Saturday, September 21, 2013

Blog Post 3- Psychoanalysis and Andrew Jackson


Andrew Jackson is a complex man. The motivations of his actions remain curious and present quite a challenge to study. In Fathers & Children: Andrew Jackson and the Subjugation of the American Indian, Michael Rogin attempts to psychoanalyze Jackson to understand better some of his actions, mostly in regards to his Indian policies and opinions. Rogin notes, “Historians, however, have failed to place Indians at the center of Jackson’s life. They have interpreted the Age of Jackson from every perspective but Indian destruction, the one from which it actually developed historically” (p. 4).

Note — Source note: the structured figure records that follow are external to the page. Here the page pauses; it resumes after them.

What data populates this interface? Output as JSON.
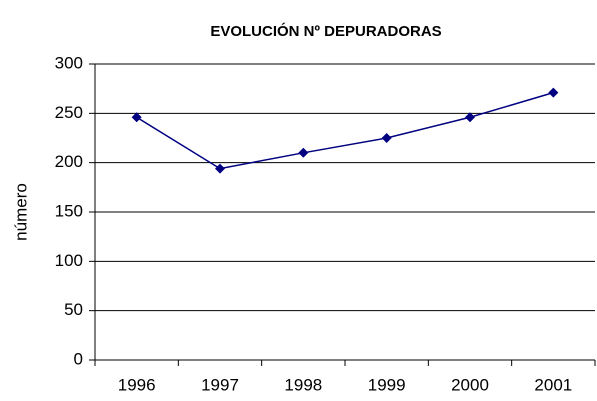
{
  "chart_data": {
    "type": "line",
    "title": "EVOLUCIÓN Nº DEPURADORAS",
    "y_label": "número",
    "categories": [
      "1996",
      "1997",
      "1998",
      "1999",
      "2000",
      "2001"
    ],
    "values": [
      246,
      194,
      210,
      225,
      246,
      271
    ],
    "color": "#000080",
    "ylim": [
      0,
      300
    ],
    "yticks": [
      0,
      50,
      100,
      150,
      200,
      250,
      300
    ],
    "grid": true
  }
}
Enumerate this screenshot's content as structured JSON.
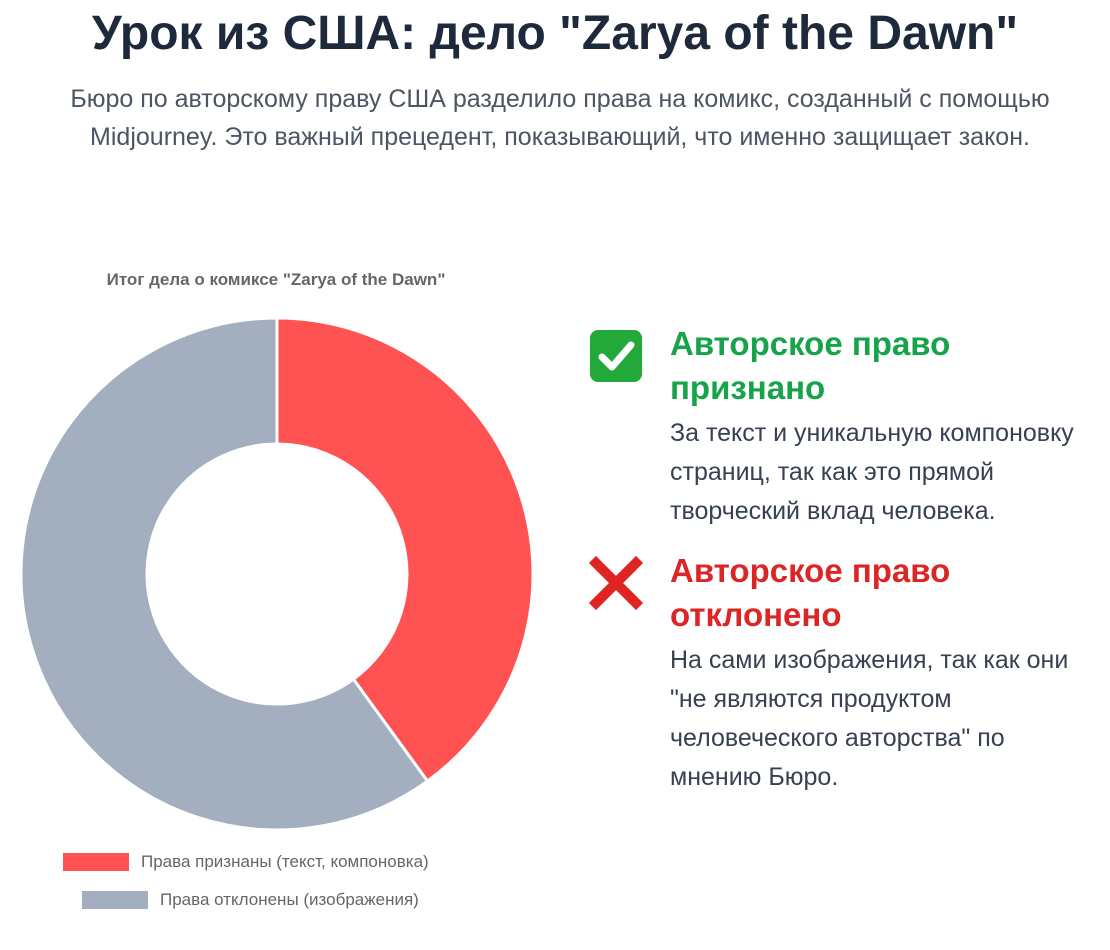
{
  "header": {
    "title": "Урок из США: дело \"Zarya of the Dawn\"",
    "subtitle": "Бюро по авторскому праву США разделило права на комикс, созданный с помощью Midjourney. Это важный прецедент, показывающий, что именно защищает закон."
  },
  "chart_data": {
    "type": "doughnut",
    "title": "Итог дела о комиксе \"Zarya of the Dawn\"",
    "categories": [
      "Права признаны (текст, компоновка)",
      "Права отклонены (изображения)"
    ],
    "values": [
      40,
      60
    ],
    "colors": [
      "#ff5252",
      "#a3aebe"
    ],
    "legend_position": "bottom"
  },
  "cards": [
    {
      "icon": "check-mark-icon",
      "icon_color": "#22a93a",
      "heading": "Авторское право признано",
      "text": "За текст и уникальную компоновку страниц, так как это прямой творческий вклад человека."
    },
    {
      "icon": "cross-mark-icon",
      "icon_color": "#e02424",
      "heading": "Авторское право отклонено",
      "text": "На сами изображения, так как они \"не являются продуктом человеческого авторства\" по мнению Бюро."
    }
  ]
}
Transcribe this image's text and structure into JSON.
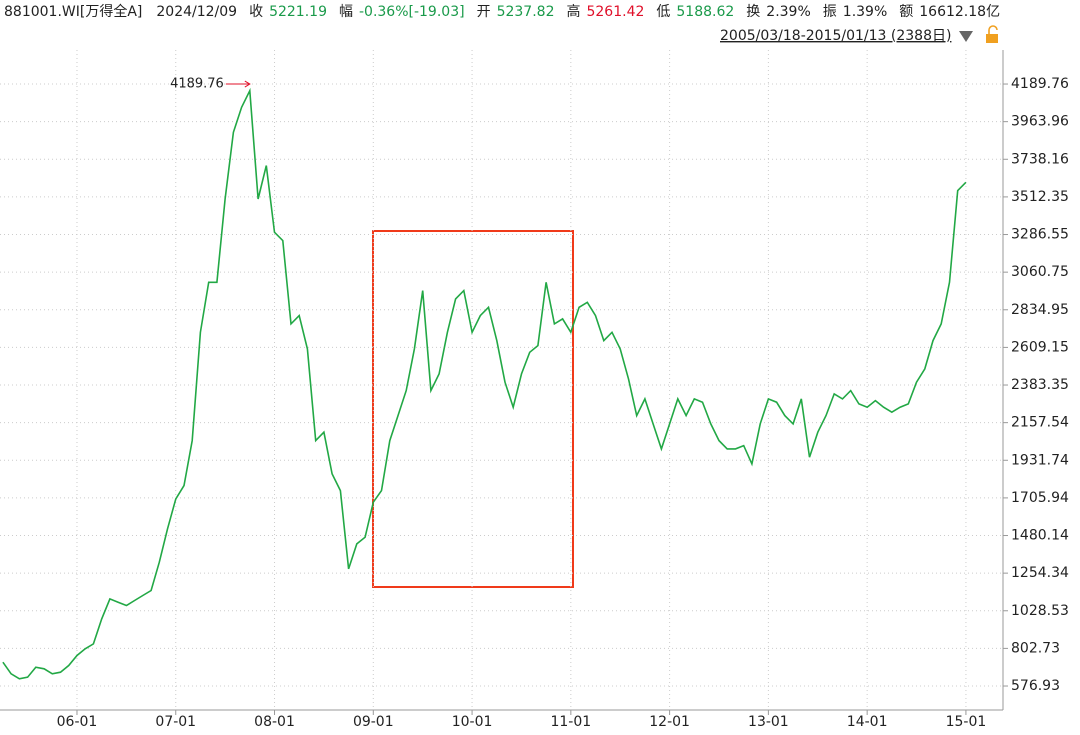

In Fathers & Children, Rogin shows that Jackson personified a coming change in America. He notes, “Jackson’s own family life—father dead at birth, mother in adolescence, traumatic early speech difficulty—prefigured in exaggerated form the problems of Jacksonian society. Returning to childhood, in Indian war, Indian treaties, and Indian removal, Jackson mastered its regressive appeal. He infused American politics with regenerated paternal authority” (p. 15). Rogin clearly argues, “Jackson first developed, in Indian relations, the major formulas of Jacksonian Democracy” (p. 166).

One of the definitive features of Rogin’s work deals with Jackson’s Indian policies and removal. He details at great length how Jackson made the Indians feel childlike, which caused them to want his help and allowed him to have the power as a father figure to protect them from the white people wanting to move into their land. Thus, Jackson placed himself in a position to remove the Indians without feeling guilty for his actions. According to Rogin, Jackson’s plan of removal gave the Indians little agency because Jackson viewed the Indians as children. However, Rogin fails to mention the nativist uprisings in the Indian culture. In Facing East from Indian Country: A Native History of Early America, Daniel Richter notes that, “Whatever may have been their attitudes toward the British, nativists among both Creeks and Shawnees had no doubts about who their real enemies were. Tenskwatawa insisted that Indians ‘were not to know the Americans on any account, but to keep them at a distance.’ Red Sticks called for the obliteration of ‘everything received from the Americans, [and] all the Chiefs and their adherents…friendly to the customs and ways of the White people’” (p. 230). Therefore, this picture shows that Indians did indeed exhibit some agency, unlike Rogin’s portrayal of Jackson’s paternalistic perspective of the Indians being like children.
The main weakness in Fathers & Children is Rogins use of psychoanalytical terms. I studied some psychology in my undergraduate studies, and even I had difficulty remembering some of the terms Rogin used. He should have described some of the terms, such as the superego and id, to help a reader not informed in psychological language better understand his arguments.

Moreover, Fathers & Children presents a negative description of Jackson. Although the man was certainly flawed, he has many admirable characteristics that are not necessarily adverse to his personality. For example, Rogin does describe his strength of character, but he presents it from a psychoanalytical point of view that makes Jackson seem reactive and harsh. Consequently, Rogin’s persistent attempt to psychoanalyze the motivations and actions of Jackson in dealing with the Indians did not settle well with me. It is very difficult to determine a person’s sole motivation in determining actions because people are complex. Albeit, Rogin had a plethora of facts and evidence for his research, it seemed as if he forced his information to fit his thesis.

Regardless of whether Jackson’s motives were psychoanalytical in removing the Indians from their land, he certainly did not live up to the Biblical principle found in Matthew 25:40, “‘Truly I tell you, whatever you did for one of the least of these brothers and sisters of mine, you did for me.’” This is an excellent biblical truth for us today, and we should remember it especially as it applies to some important social and political issues in our day. Human trafficking and abortion are horrible atrocities committed every day in our country. As Christians, we need to defend these innocent victims.

                                                            Works Cited:

Richter, Daniel K. Facing East from Indian Country: A Native History of Early
     America
. Cambridge, MA: Harvard University Press, 2001.

Rogin, Michael Paul. Fathers & Children: Andrew Jackson and the Subjugation of the
     American Indian
. New Brunswick, NJ: Transaction Publishers, 2009.